A Rodolfo Hernández alguien debería decirle que la población penitenciaria en Colombia está compuesta mayoritariamente por personas entre los 18 y 35 años de estratos 1 y 2 con una escolaridad precaria y analfabeta cuyos delitos son porte de armas, drogas, concierto para delinquir y hurtos.
Deberían decirle, también al ingeniero, que los delitos graves (homicidios, violaciones, desapariciones forzadas y delitos contra la administración pública) tienen niveles de impunidad que superan el 90%, lo que significa que los “malos” y “peligrosos” de la sociedad no están presos sino afuera comiendo en los mejores restaurantes.
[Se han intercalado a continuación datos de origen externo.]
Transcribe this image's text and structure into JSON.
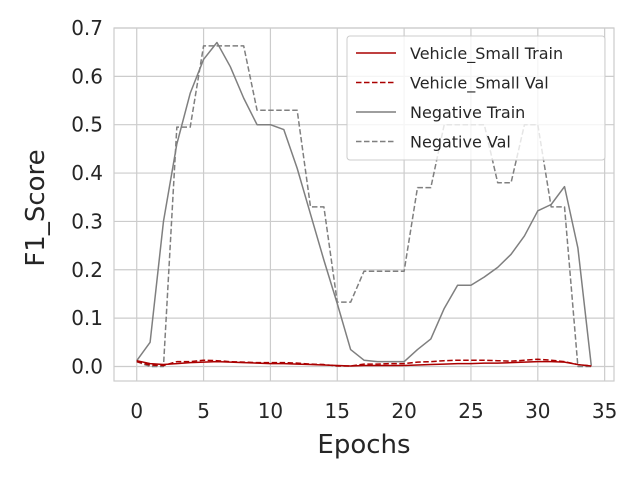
{
  "chart_data": {
    "type": "line",
    "xlabel": "Epochs",
    "ylabel": "F1_Score",
    "xlim": [
      -1.7,
      35.7
    ],
    "ylim": [
      -0.03,
      0.7
    ],
    "xticks": [
      0,
      5,
      10,
      15,
      20,
      25,
      30,
      35
    ],
    "yticks": [
      0.0,
      0.1,
      0.2,
      0.3,
      0.4,
      0.5,
      0.6,
      0.7
    ],
    "grid": true,
    "legend_position": "top-right",
    "series": [
      {
        "name": "Vehicle_Small Train",
        "color": "#aa0000",
        "style": "solid",
        "x": [
          0,
          1,
          2,
          3,
          4,
          5,
          6,
          7,
          8,
          9,
          10,
          11,
          12,
          13,
          14,
          15,
          16,
          17,
          18,
          19,
          20,
          21,
          22,
          23,
          24,
          25,
          26,
          27,
          28,
          29,
          30,
          31,
          32,
          33,
          34
        ],
        "y": [
          0.012,
          0.006,
          0.004,
          0.006,
          0.008,
          0.009,
          0.01,
          0.009,
          0.008,
          0.007,
          0.006,
          0.006,
          0.005,
          0.004,
          0.003,
          0.002,
          0.001,
          0.002,
          0.002,
          0.002,
          0.002,
          0.003,
          0.004,
          0.005,
          0.006,
          0.006,
          0.007,
          0.007,
          0.008,
          0.009,
          0.01,
          0.01,
          0.009,
          0.004,
          0.001
        ]
      },
      {
        "name": "Vehicle_Small Val",
        "color": "#aa0000",
        "style": "dashed",
        "x": [
          0,
          1,
          2,
          3,
          4,
          5,
          6,
          7,
          8,
          9,
          10,
          11,
          12,
          13,
          14,
          15,
          16,
          17,
          18,
          19,
          20,
          21,
          22,
          23,
          24,
          25,
          26,
          27,
          28,
          29,
          30,
          31,
          32,
          33,
          34
        ],
        "y": [
          0.01,
          0.003,
          0.002,
          0.01,
          0.01,
          0.013,
          0.012,
          0.01,
          0.009,
          0.008,
          0.008,
          0.008,
          0.007,
          0.005,
          0.004,
          0.001,
          0.001,
          0.005,
          0.005,
          0.006,
          0.006,
          0.009,
          0.01,
          0.012,
          0.013,
          0.013,
          0.013,
          0.012,
          0.011,
          0.013,
          0.015,
          0.013,
          0.01,
          0.004,
          0.001
        ]
      },
      {
        "name": "Negative Train",
        "color": "#7f7f7f",
        "style": "solid",
        "x": [
          0,
          1,
          2,
          3,
          4,
          5,
          6,
          7,
          8,
          9,
          10,
          11,
          12,
          13,
          14,
          15,
          16,
          17,
          18,
          19,
          20,
          21,
          22,
          23,
          24,
          25,
          26,
          27,
          28,
          29,
          30,
          31,
          32,
          33,
          34
        ],
        "y": [
          0.012,
          0.05,
          0.3,
          0.46,
          0.565,
          0.635,
          0.67,
          0.62,
          0.555,
          0.5,
          0.5,
          0.49,
          0.41,
          0.315,
          0.22,
          0.13,
          0.035,
          0.013,
          0.01,
          0.01,
          0.01,
          0.035,
          0.057,
          0.12,
          0.168,
          0.168,
          0.185,
          0.205,
          0.232,
          0.27,
          0.322,
          0.335,
          0.372,
          0.245,
          0.002
        ]
      },
      {
        "name": "Negative Val",
        "color": "#7f7f7f",
        "style": "dashed",
        "x": [
          0,
          1,
          2,
          3,
          4,
          5,
          6,
          7,
          8,
          9,
          10,
          11,
          12,
          13,
          14,
          15,
          16,
          17,
          18,
          19,
          20,
          21,
          22,
          23,
          24,
          25,
          26,
          27,
          28,
          29,
          30,
          31,
          32,
          33,
          34
        ],
        "y": [
          0.01,
          0.0,
          0.0,
          0.495,
          0.495,
          0.663,
          0.663,
          0.663,
          0.663,
          0.53,
          0.53,
          0.53,
          0.53,
          0.33,
          0.33,
          0.133,
          0.133,
          0.197,
          0.197,
          0.197,
          0.197,
          0.37,
          0.37,
          0.5,
          0.5,
          0.5,
          0.5,
          0.38,
          0.38,
          0.5,
          0.5,
          0.33,
          0.33,
          0.0,
          0.0
        ]
      }
    ]
  }
}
Pero aun concediendo que estas personas (que si fueran tan peligrosas habrían logrado evadir el precario sistema punitivo colombiano, como lo hacen los poderosos) se “merecen” estar privadas de la libertad, deberíamos concluir que esa decisión de castigar es una decisión política de imponer una violencia costosa en contra de ciudadanos, y en consecuencia tales costos deberían ser responsabilidad de quien decide imponerla y no de quien debe soportarla.
Estar preso no es un derecho ni mucho menos un privilegio como para considerar la alimentación como una especie de “servicio” a la mesa. La pena es una violencia estatal que se impone bajo la idea de que resulta necesaria para tener una mejor sociedad, y es por eso por lo que a veces esa violencia es objeto de negociación como ocurre, por ejemplo, con los preacuerdos y principios de oportunidad con los que se sacrifica parte de esa pena o la pena completa a cambio de otro interés social tanto o más relevante.
Se podría concluir, entonces, que no existe ninguna razón para considerar que los presos deban estar agradecidos por estarlo, y la responsabilidad de administrar la violencia punitiva es de quien ha decidido ejercerla porque la considera ventajosa para sí.
En cuanto a la idea del trabajo como medio de resocialización, allí sí es razonable y nada novedoso considerar que constituye un eventual beneficio tanto para a la sociedad como para quien lo ejerce en condiciones dignas.
El problema del trabajo (y de la enseñanza y aprendizaje) de las personas privadas de la libertad es que no se puede imponer por la fuerza por la sencilla razón de que la esclavitud está abolida y la “bondad” no puede ser obligatoria en un Estado que llamamos de Derecho en el que la conciencia no se persigue.
La resocialización sólo puede considerarse válida si es voluntaria y si se presenta después de que la pena ha sido impuesta bajo otros fines. Por ello, es que quien decide trabajar tiene la posibilidad de reducir su pena impuesta, pero quien decide no trabajar no puede ser objeto de un nuevo castigo, y mucho menos si este resulta indignante o infamante como el hambre, al que estarían condenados únicamente los pobres.
Ingeniero: los platos de comida de los presos los pagamos para creer que vamos a vivir mejor, mientras pagamos también los platos de comida de muchos de los que comen a manteles, los mismos que usted seguramente también frecuenta.